ComSim is a community detection algorithm.
Usage : comsim <link_list_file> <neighbor_distance> [similarity_index] [depth]
Given a input network a partition of nodes into communities is identified. Any kind of network (unipartite, bipartite, multipartite, multilayer) can be used.
If network has a bipartite structure, we should use a <neighbor_distance> of 2.

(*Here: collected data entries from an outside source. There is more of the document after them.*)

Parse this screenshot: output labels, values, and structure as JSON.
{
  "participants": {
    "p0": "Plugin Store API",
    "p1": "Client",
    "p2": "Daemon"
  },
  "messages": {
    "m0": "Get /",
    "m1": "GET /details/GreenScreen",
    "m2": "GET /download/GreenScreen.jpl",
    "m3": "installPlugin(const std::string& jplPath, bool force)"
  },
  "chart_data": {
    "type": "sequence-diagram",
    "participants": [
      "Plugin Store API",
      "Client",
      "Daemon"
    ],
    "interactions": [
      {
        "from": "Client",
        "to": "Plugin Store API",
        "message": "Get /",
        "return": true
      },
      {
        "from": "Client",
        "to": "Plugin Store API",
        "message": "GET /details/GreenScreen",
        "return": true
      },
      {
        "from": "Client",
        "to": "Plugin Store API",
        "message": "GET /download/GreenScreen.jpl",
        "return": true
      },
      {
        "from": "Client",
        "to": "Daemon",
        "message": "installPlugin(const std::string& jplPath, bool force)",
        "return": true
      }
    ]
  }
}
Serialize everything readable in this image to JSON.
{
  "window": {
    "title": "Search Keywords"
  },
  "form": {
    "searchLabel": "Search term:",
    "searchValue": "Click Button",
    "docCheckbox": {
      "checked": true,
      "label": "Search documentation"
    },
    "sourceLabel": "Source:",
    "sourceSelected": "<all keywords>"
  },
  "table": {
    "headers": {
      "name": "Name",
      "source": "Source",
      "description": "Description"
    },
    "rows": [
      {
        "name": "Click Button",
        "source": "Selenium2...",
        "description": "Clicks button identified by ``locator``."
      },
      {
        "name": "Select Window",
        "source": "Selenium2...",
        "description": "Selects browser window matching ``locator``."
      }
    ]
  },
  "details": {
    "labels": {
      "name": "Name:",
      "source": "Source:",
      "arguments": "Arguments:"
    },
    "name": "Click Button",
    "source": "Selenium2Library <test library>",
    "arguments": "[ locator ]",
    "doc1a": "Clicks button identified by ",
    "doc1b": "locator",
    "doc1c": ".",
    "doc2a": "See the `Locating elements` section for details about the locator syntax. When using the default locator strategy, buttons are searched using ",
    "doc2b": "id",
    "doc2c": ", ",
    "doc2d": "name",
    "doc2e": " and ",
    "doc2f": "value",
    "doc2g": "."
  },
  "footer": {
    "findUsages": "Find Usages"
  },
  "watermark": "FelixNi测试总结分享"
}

ComSim can also produce an output set of overlapping communities (see option [depth]).
##Information :
A similarity index is used to measure similarities between nodes. Basically the similarity is calculated between 2 nodes at a given distance. This creates a new weighted graph on which is applied 2 steps :
1) Cycles are detected and considered as core communities. A cycle is a sequence of nodes which have the highest weights (similarities) all along its path.
2) Based on communities previously detected, nodes that don't belong to any cycle are then placed into a neighbor community maximazing the sum of link weights towards that community.
After these 2 steps, if there are still remaining nodes and neighbor distance is greater than 0, then a new weighted graph is computed on the induced graph of the remaining nodes at a smaller distance.
##Parameters :
*link_list_file : input network as a list of links. A link is : "node1 node2 [weight]"
*neighbor_distance : similarity projection between nodes at distance <neighbor_distance>.
*similarity_index : a measurement of similarity between two nodes.
There is the list of available similarity indices (default is cn) :
cn : common neighbors
aa : adamic-adar
ji : jaccard index
ra : ressource allocator
*depth A depth value can be chosen (default is 1). This value indicates how many cycles a node can be part of. Choosing a depth value > 1 produces overlapping between communities.
##ComSim examples :
"./comsim uni_network_links 1 > detected_communities" executes ComSim with cn similarity index between nodes at distance 1 on a unipartite network.
"./comsim bip_links 2 aa > detected_communities" executes ComSim with aa similarity index between nodes at distance 2 on a bipartite network. Since there is no common neighbor between 2 nodes at distance 1 in a bipartite network, it requires an initial distance > 1.
"./comsim uni_network_links 1 cn 3 > detected_communities" executes ComSim with cn similarity index between nodes at distance 1 on a unipartite network and it allows each node to be part of 3 cycles.